Padahal, lanjut dia, dari sisi kontrak pembelian listrik dari pembangkit batu bara, PLN dirugikan dengan sistem kontrak take or pay, sehingga listrik yang tidak dipakai pun harus dibayar. Pun itu berdampak pada tagihan listrik masyarakat.
Potensi kerugian negara juga ditemukan pada pengadaan batu bara di PLTU Suralaya. Hal ini ditemukan dengan membandingkan pengadaan batu bara di PLTU Suralaya yang dikelola oleh PT Indonesia Power (IP) dan PLTU Paiton yang dikelola oleh PT Pembangkitan Jawa Bali (PJB).
Menurut Firdaus, berdasarkan kalori batu bara yang digunakan serta tingkat efisiensi penggunaan batu bara, seharusnya komponen biaya untuk bahan bakar yang dikeluarkan PLTU Suralaya lebih rendah dibandingkan PLTU Paiton.
Kenyataannya, terindikasi ada selisih beban komponen batubara pada PLTU Suralaya sebesar Rp 11,159 triliun selama periode 2009 - 2018. Atau rerata tiap tahun nilai indikasi inefisiensinya sebesar Rp 1,240 triliun. Angka ini bisa disimpulkan sebagai indikasi inefisiensi pada pembangkit PLTU Suralaya yang dikelola oleh PT Indonesia Power.
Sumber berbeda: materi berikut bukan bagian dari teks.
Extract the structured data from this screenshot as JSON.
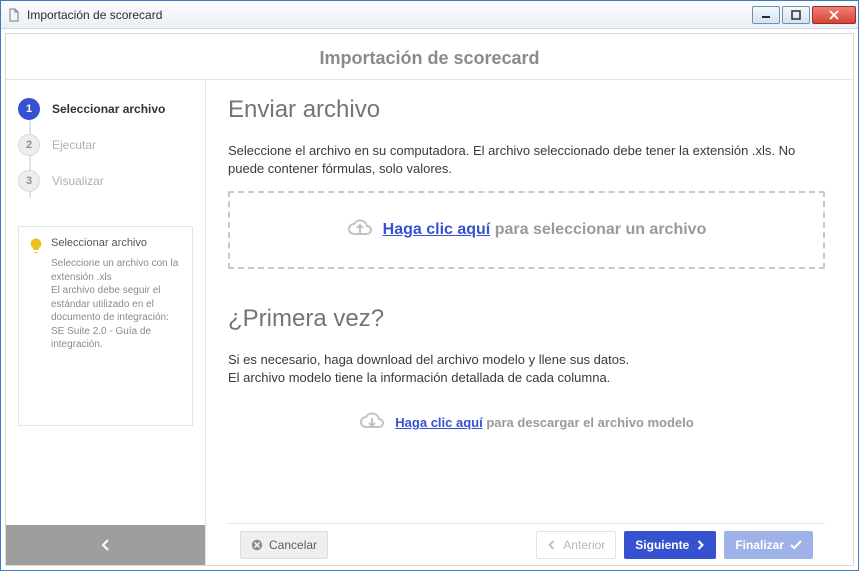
{
  "window": {
    "title": "Importación de scorecard"
  },
  "header": {
    "title": "Importación de scorecard"
  },
  "sidebar": {
    "steps": [
      {
        "num": "1",
        "label": "Seleccionar archivo"
      },
      {
        "num": "2",
        "label": "Ejecutar"
      },
      {
        "num": "3",
        "label": "Visualizar"
      }
    ],
    "tip": {
      "title": "Seleccionar archivo",
      "body": "Seleccione un archivo con la extensión .xls\nEl archivo debe seguir el estándar utilizado en el documento de integración: SE Suite 2.0 - Guía de integración."
    }
  },
  "main": {
    "send": {
      "title": "Enviar archivo",
      "desc": "Seleccione el archivo en su computadora. El archivo seleccionado debe tener la extensión .xls. No puede contener fórmulas, solo valores.",
      "link": "Haga clic aquí",
      "after": " para seleccionar un archivo"
    },
    "first": {
      "title": "¿Primera vez?",
      "desc": "Si es necesario, haga download del archivo modelo y llene sus datos.\nEl archivo modelo tiene la información detallada de cada columna.",
      "link": "Haga clic aquí",
      "after": " para descargar el archivo modelo"
    }
  },
  "footer": {
    "cancel": "Cancelar",
    "prev": "Anterior",
    "next": "Siguiente",
    "finish": "Finalizar"
  }
}
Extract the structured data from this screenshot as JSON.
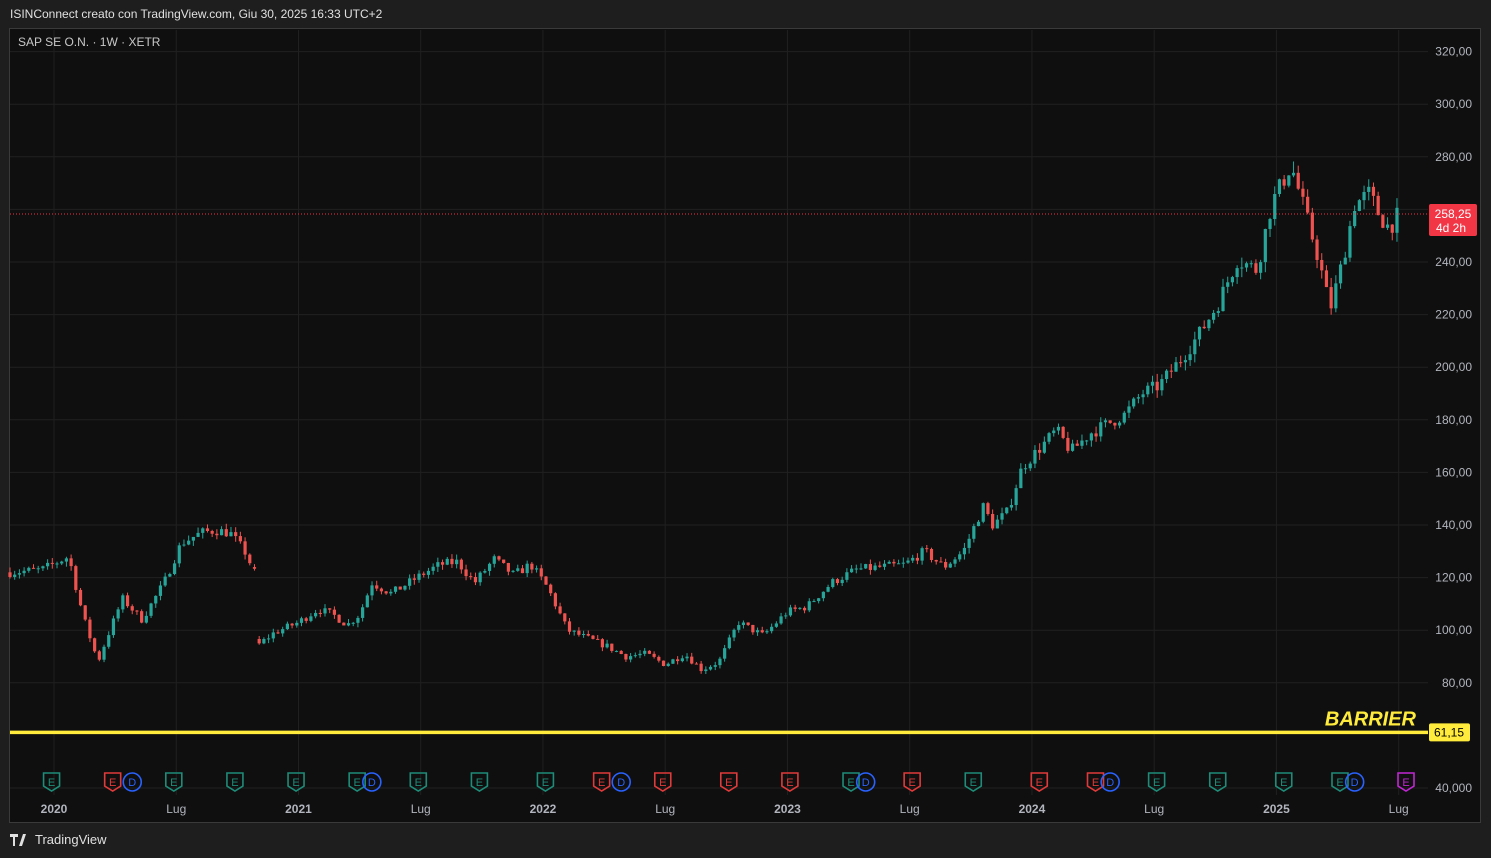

“Hal ini bisa mempengaruhi beban aktual dan akan tercermin dalam tagihan listrik kita, dalam harga per KwH yang kita gunakan di rumah,” ujarnya.
Dia menambahkan, inefisiensi ini harus diselidiki lebih lanjut, apa yang penyebabnya. Apakah kesalahan dalam strategi pengadaan, apakah rantai pasok yang terlalu panjang yang terpapar banyak pencari rente?
"Ada indikasi bahwa ini dapat dianggap sebagai kerugian negara,” Kata Firdaus.